My WHAT?! When did I plan that?

After much discussion, it became clear that you had been planning my wedding in your head for quite some time. This is not something new to most people. But it is just not what I expected from my motorcycle riding, free spirited mother. Also, I have four sisters, so I just assumed you didn't have the time or energy to do that for all of us. (Color me incorrect.)

We made our plans with a naive thought "Let's have three weddings and that way we all get what we want!" FH wants a ceremony with just the two of us. I want a Native American ceremony with my family. You all said you want a party. And our friends just want to get drunk and have a good time. 

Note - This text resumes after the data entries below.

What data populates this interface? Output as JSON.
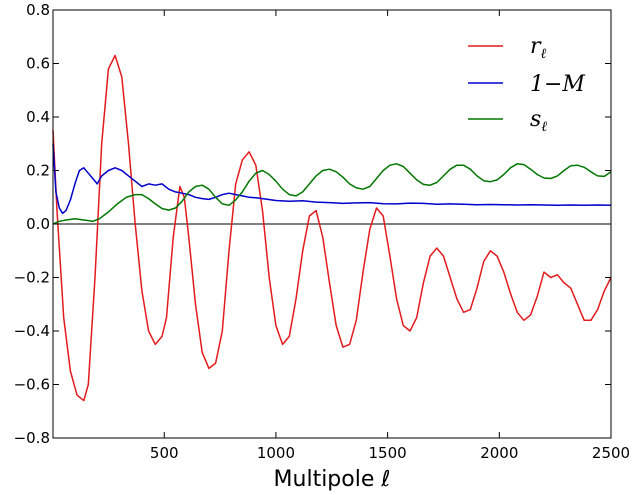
{
  "chart_data": {
    "type": "line",
    "xlabel": "Multipole ℓ",
    "ylabel": "",
    "xlim": [
      2,
      2500
    ],
    "ylim": [
      -0.8,
      0.8
    ],
    "x_ticks": [
      500,
      1000,
      1500,
      2000,
      2500
    ],
    "x_tick_labels": [
      "500",
      "1000",
      "1500",
      "2000",
      "2500"
    ],
    "y_ticks": [
      -0.8,
      -0.6,
      -0.4,
      -0.2,
      0.0,
      0.2,
      0.4,
      0.6,
      0.8
    ],
    "y_tick_labels": [
      "−0.8",
      "−0.6",
      "−0.4",
      "−0.2",
      "0.0",
      "0.2",
      "0.4",
      "0.6",
      "0.8"
    ],
    "zero_line": true,
    "grid": false,
    "legend_position": "top-right",
    "series": [
      {
        "name": "r_ℓ",
        "label_main": "r",
        "label_sub": "ℓ",
        "color": "#e41a1c",
        "x": [
          2,
          20,
          50,
          80,
          110,
          140,
          160,
          190,
          220,
          250,
          280,
          310,
          340,
          370,
          400,
          430,
          460,
          490,
          510,
          540,
          570,
          590,
          610,
          640,
          670,
          700,
          730,
          760,
          790,
          820,
          850,
          880,
          910,
          940,
          970,
          1000,
          1030,
          1060,
          1090,
          1120,
          1150,
          1180,
          1210,
          1240,
          1270,
          1300,
          1330,
          1360,
          1390,
          1420,
          1450,
          1480,
          1510,
          1540,
          1570,
          1600,
          1630,
          1660,
          1690,
          1720,
          1750,
          1780,
          1810,
          1840,
          1870,
          1900,
          1930,
          1960,
          1990,
          2020,
          2050,
          2080,
          2110,
          2140,
          2170,
          2200,
          2230,
          2260,
          2290,
          2320,
          2350,
          2380,
          2410,
          2440,
          2470,
          2500
        ],
        "y": [
          0.35,
          0.05,
          -0.35,
          -0.55,
          -0.64,
          -0.66,
          -0.6,
          -0.2,
          0.3,
          0.58,
          0.63,
          0.55,
          0.3,
          0.0,
          -0.25,
          -0.4,
          -0.45,
          -0.42,
          -0.35,
          -0.05,
          0.14,
          0.1,
          -0.05,
          -0.3,
          -0.48,
          -0.54,
          -0.52,
          -0.4,
          -0.1,
          0.15,
          0.24,
          0.27,
          0.22,
          0.05,
          -0.2,
          -0.38,
          -0.45,
          -0.42,
          -0.28,
          -0.1,
          0.03,
          0.05,
          -0.05,
          -0.22,
          -0.38,
          -0.46,
          -0.45,
          -0.36,
          -0.18,
          -0.02,
          0.06,
          0.03,
          -0.12,
          -0.28,
          -0.38,
          -0.4,
          -0.35,
          -0.22,
          -0.12,
          -0.09,
          -0.12,
          -0.2,
          -0.28,
          -0.33,
          -0.32,
          -0.24,
          -0.14,
          -0.1,
          -0.12,
          -0.18,
          -0.26,
          -0.33,
          -0.36,
          -0.34,
          -0.27,
          -0.18,
          -0.2,
          -0.19,
          -0.22,
          -0.24,
          -0.3,
          -0.36,
          -0.36,
          -0.32,
          -0.25,
          -0.2
        ]
      },
      {
        "name": "1−M",
        "label_main": "1−M",
        "label_sub": "",
        "color": "#0000cc",
        "x": [
          2,
          15,
          30,
          45,
          60,
          80,
          100,
          120,
          140,
          160,
          180,
          200,
          220,
          250,
          280,
          310,
          340,
          370,
          400,
          430,
          460,
          490,
          520,
          550,
          580,
          610,
          640,
          670,
          700,
          730,
          760,
          790,
          820,
          850,
          880,
          910,
          940,
          1000,
          1060,
          1120,
          1180,
          1240,
          1300,
          1360,
          1420,
          1480,
          1540,
          1600,
          1660,
          1720,
          1780,
          1840,
          1900,
          1960,
          2020,
          2080,
          2140,
          2200,
          2260,
          2320,
          2380,
          2440,
          2500
        ],
        "y": [
          0.3,
          0.12,
          0.06,
          0.04,
          0.05,
          0.09,
          0.15,
          0.2,
          0.21,
          0.19,
          0.17,
          0.15,
          0.18,
          0.2,
          0.21,
          0.2,
          0.18,
          0.16,
          0.14,
          0.15,
          0.145,
          0.15,
          0.13,
          0.12,
          0.115,
          0.11,
          0.1,
          0.095,
          0.092,
          0.1,
          0.11,
          0.115,
          0.11,
          0.105,
          0.1,
          0.098,
          0.095,
          0.088,
          0.085,
          0.087,
          0.082,
          0.08,
          0.077,
          0.079,
          0.08,
          0.076,
          0.075,
          0.078,
          0.077,
          0.074,
          0.075,
          0.074,
          0.072,
          0.073,
          0.072,
          0.071,
          0.072,
          0.071,
          0.07,
          0.071,
          0.07,
          0.071,
          0.07
        ]
      },
      {
        "name": "s_ℓ",
        "label_main": "s",
        "label_sub": "ℓ",
        "color": "#007700",
        "x": [
          2,
          30,
          60,
          100,
          140,
          180,
          210,
          250,
          290,
          330,
          370,
          400,
          430,
          460,
          490,
          520,
          550,
          580,
          610,
          640,
          670,
          700,
          730,
          760,
          790,
          820,
          850,
          880,
          910,
          940,
          970,
          1000,
          1030,
          1060,
          1090,
          1120,
          1150,
          1180,
          1210,
          1240,
          1270,
          1300,
          1330,
          1360,
          1390,
          1420,
          1450,
          1480,
          1510,
          1540,
          1570,
          1600,
          1630,
          1660,
          1690,
          1720,
          1750,
          1780,
          1810,
          1840,
          1870,
          1900,
          1930,
          1960,
          1990,
          2020,
          2050,
          2080,
          2110,
          2140,
          2170,
          2200,
          2230,
          2260,
          2290,
          2320,
          2350,
          2380,
          2410,
          2440,
          2470,
          2500
        ],
        "y": [
          0.0,
          0.01,
          0.015,
          0.02,
          0.015,
          0.01,
          0.02,
          0.045,
          0.075,
          0.1,
          0.11,
          0.11,
          0.095,
          0.075,
          0.058,
          0.052,
          0.06,
          0.085,
          0.12,
          0.14,
          0.145,
          0.13,
          0.1,
          0.075,
          0.07,
          0.09,
          0.12,
          0.16,
          0.19,
          0.2,
          0.185,
          0.16,
          0.13,
          0.11,
          0.105,
          0.12,
          0.15,
          0.18,
          0.2,
          0.205,
          0.195,
          0.175,
          0.15,
          0.135,
          0.13,
          0.14,
          0.17,
          0.2,
          0.22,
          0.225,
          0.215,
          0.19,
          0.165,
          0.148,
          0.145,
          0.155,
          0.18,
          0.205,
          0.22,
          0.22,
          0.205,
          0.18,
          0.162,
          0.158,
          0.165,
          0.185,
          0.21,
          0.225,
          0.222,
          0.205,
          0.185,
          0.172,
          0.17,
          0.18,
          0.2,
          0.218,
          0.22,
          0.212,
          0.195,
          0.18,
          0.178,
          0.195
        ]
      }
    ]
  }
}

So we are doing all of these things. However, it is HOW we are doing them that apparently has many a panty in a bunch. The ceremony with our dear family is a Native American ceremony and does not utilize an officiant. It is spoken by each member of the immediate family and you pronounce us as  members of the family community together. This ceremony is very important to me and feels exactly like what a wedding should be (for us).

You seem to be coming to terms with these plans, but you REFUSE to call it a wedding. Simply because there is no officiant. We feel that it is so much more meaningful to have you (our family) perform this ceremony than to have someone we don't know tell us we are married. 

So you win Mom, it is not a wedding. It is not a mock up of everything you have been told a wedding is. It is not regurgitated words and jordan almonds. It's our month-long Marriage Festibration! It is a six country adventure to begin our biggest adventure of all. And most importantly, it is what we believe a wedding should be about: us, you, our past, future and the people that make us who we are. I can only hope that when the day comes, you will see the beauty and intimacy of this ceremony and recognize it for what it is. A union of our hearts and our families.